Winner of the £1000 Evelyn Ashley Smith Nurse Award 2015 was Breidge Boyle PhD RGN RSCN, Maternal, Fetal and Infant Research: Institute for Nursing and Health Research, Ulster University

'Maternal thyroid disease, thyroid drug use in pregnancy and the risk of adverse pregnancy outcomes: including specific congenital anomalies and later physical and intellectual development'

I am a Registered Sick Children’s Nurse with more than thirty years’ experience. Much of my career was spent working in neonatal surgery where I have looked after babies with structural congenital anomalies; including congenital heart defects and other, mainly gastrointestinal and urinary defects. For the past six years I have been working with EUROCAT, an organisation which registers fetuses and babies with congenital anomalies throughout Europe, carrying out epidemiological research with a view to prevention; and laterally with the daughter organisation EUROmediCAT which is concerned with drug exposure in early pregnancy and its association with congenital anomalies.

I am thrilled to receive the Evelyn Ashley Award and intend to use it in two ways. Firstly I will use the money to pay for my time while I write a protocol for a piece of research which, when fully funded, I will carry out with the expert team here at Ulster University. We will use the EUROmediCAT data base to estimate the association between thyroid disease in pregnancy and specific congenital anomalies, looking at hypothyroidism and hyperthyroidisms separately.
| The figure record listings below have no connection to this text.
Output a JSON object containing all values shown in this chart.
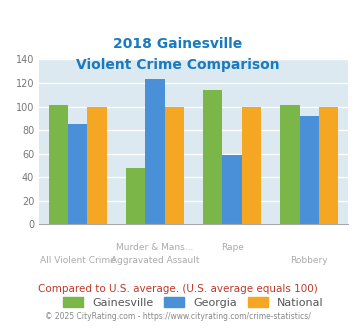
{
  "title_line1": "2018 Gainesville",
  "title_line2": "Violent Crime Comparison",
  "title_color": "#1a7abf",
  "cat_labels_row1": [
    "",
    "Murder & Mans...",
    "Rape",
    ""
  ],
  "cat_labels_row2": [
    "All Violent Crime",
    "Aggravated Assault",
    "",
    "Robbery"
  ],
  "gainesville": [
    101,
    48,
    114,
    101
  ],
  "georgia": [
    85,
    123,
    59,
    92
  ],
  "national": [
    100,
    100,
    100,
    100
  ],
  "gainesville_color": "#7ab648",
  "georgia_color": "#4a90d9",
  "national_color": "#f5a623",
  "ylim": [
    0,
    140
  ],
  "yticks": [
    0,
    20,
    40,
    60,
    80,
    100,
    120,
    140
  ],
  "plot_bg_color": "#dce9f0",
  "fig_bg_color": "#ffffff",
  "grid_color": "#ffffff",
  "footnote1": "Compared to U.S. average. (U.S. average equals 100)",
  "footnote2": "© 2025 CityRating.com - https://www.cityrating.com/crime-statistics/",
  "footnote1_color": "#c0392b",
  "footnote2_color": "#888888",
  "legend_labels": [
    "Gainesville",
    "Georgia",
    "National"
  ],
  "xlabel_color": "#aaaaaa"
}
As maternal illness, both chronic illness and those which occur during pregnancy are recorded in the database we hope that we will be able to look at both treated and untreated disease. Hypothyroidism during pregnancy has been associated with congenital anomalies, but many women suffer from both thyroid disease and diabetes which can also lead to congenital anomalies; and we hope to be able to begin to separate the effects of both in our analysis. There is some evidence that hyperthyroidism and/or the drugs used to treat it during pregnancy are associated with specific congenital anomalies. This is very difficult to research as hyperthyroidism is rare as are specific congenital anomalies, and it takes a huge population to power such a study. The strength of EUROmediCAT is that we have such a population.

Our team is building expertise in linking data from national datasets and I will also be able to investigate what sources of data are available in the UK to examine thyroid disease in pregnancy. This will include thyroid disease, the medications used and any associated diabetes in pregnancy and birth outcomes such as miscarriage, premature birth and stillbirth. It may also be possible to link these to developmental outcomes for the live born children, but this has not been carried out so far Unfortunately, since not every pregnant woman gets her thyroid function tested, we will not be able to look at the effects of subclinical hypothyroidism, but we may be able to plan more research in the future.
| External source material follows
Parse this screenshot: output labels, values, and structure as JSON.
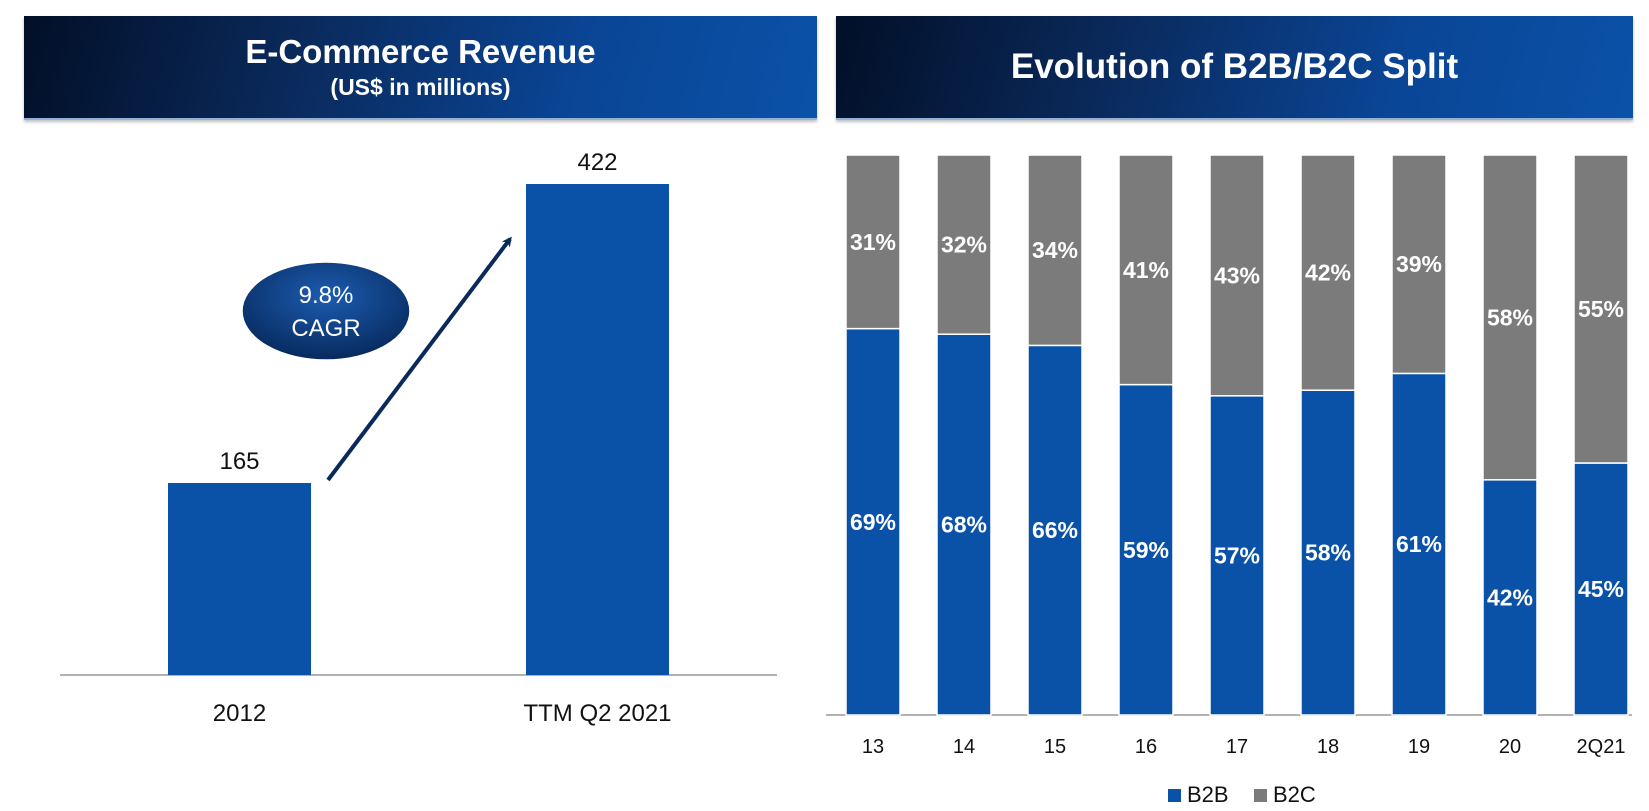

Like most other researchers, I am funded to carry out specific pieces of research. What The Evelyn Ashley Award will allow me to do is to spend time planning, and most importantly, writing protocols for some of the research needed in this very significant area. The protocol which the award will fund is the first step, and I hope to be able to report that we have identified funding to actually carry out the research in the near future.